Chilean TV presenter

José Miguel Viñuela Infante (born 26 November 1974) is a Chilean television presenter and radio host.

Viñuela is known for having hosted the popular youth program Mekano (1997–2005). Similarly, he hosted the morning show Mucho gusto on Mega from 2005 to 2012, and from 2017 to 2021.

He currently hosts the TV+ program Tal cual.

==Early life==
From a very young age, he demonstrated a great talent for entertainment, excelling at events at his school, The Grange School, and later at Colegio San Ignacio El Bosque. This innate talent led him to appear on television at a very young age, participating in the "Children's Clan" segment of Sábados Gigantes, variety show hosted by Don Francisco.

In 1992, he graduated from high school and enrolled at UNIACC to study audiovisual communication, a degree he never completed. Five years later, Verónica Calabi invited him to participate in the radio program Hola Concierto on Radio Concierto. At the same time, he enrolled at the same university to study journalism, a degree he also never completed.

In 1997, Calabi, who had signed a contract with the private channel Megavisión, invited Viñuela to participate in a casting call for a competition. Thus was born Mekano, one of the most successful youth programs on Chilean television. Viñuela established himself on that show as one of the most successful youth hosts.

Beginning in 2003, Mekano's ratings began to decline, partly due to the launch of the TVN program Rojo: Fama contrafama.
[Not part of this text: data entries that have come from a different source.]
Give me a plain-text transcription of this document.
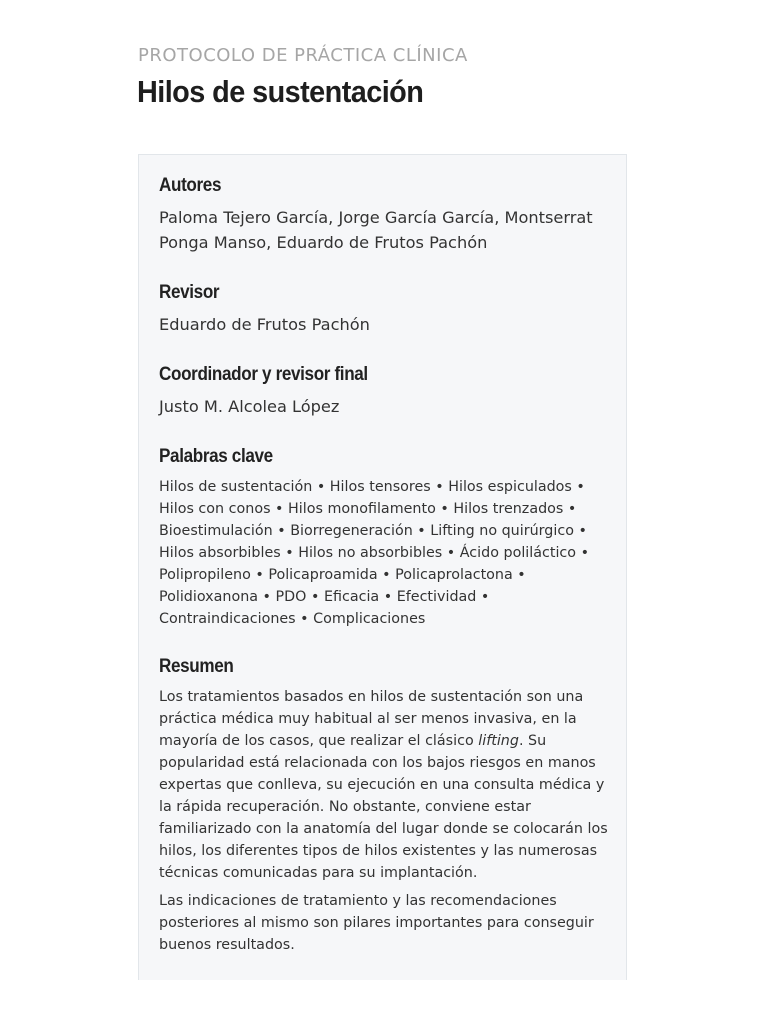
PROTOCOLO DE PRÁCTICA CLÍNICA
Hilos de sustentación
Autores

Paloma Tejero García, Jorge García García, Montserrat Ponga Manso, Eduardo de Frutos Pachón

Revisor

Eduardo de Frutos Pachón

Coordinador y revisor final

Justo M. Alcolea López

Palabras clave

Hilos de sustentación • Hilos tensores • Hilos espiculados • Hilos con conos • Hilos monofilamento • Hilos trenzados • Bioestimulación • Biorregeneración • Lifting no quirúrgico • Hilos absorbibles • Hilos no absorbibles • Ácido poliláctico • Polipropileno • Policaproamida • Policaprolactona • Polidioxanona • PDO • Eficacia • Efectividad • Contraindicaciones • Complicaciones

Resumen

Los tratamientos basados en hilos de sustentación son una práctica médica muy habitual al ser menos invasiva, en la mayoría de los casos, que realizar el clásico lifting. Su popularidad está relacionada con los bajos riesgos en manos expertas que conlleva, su ejecución en una consulta médica y la rápida recuperación. No obstante, conviene estar familiarizado con la anatomía del lugar donde se colocarán los hilos, los diferentes tipos de hilos existentes y las numerosas técnicas comunicadas para su implantación.

Las indicaciones de tratamiento y las recomendaciones posteriores al mismo son pilares importantes para conseguir buenos resultados.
Viñuela then began to rethink his television career, taking over as host of the nightly program Sábado por la noche (SxN) in 2004, previously hosted by Juan Carlos Valdivia.

In 2005, Viñuela took new role, hosting the morning show Mucho gusto, which he hosted until 2020.

Since 2022, he hosts the talk show Tal cual on TV+ alongside Raquel Argandoña and Paty Maldonado.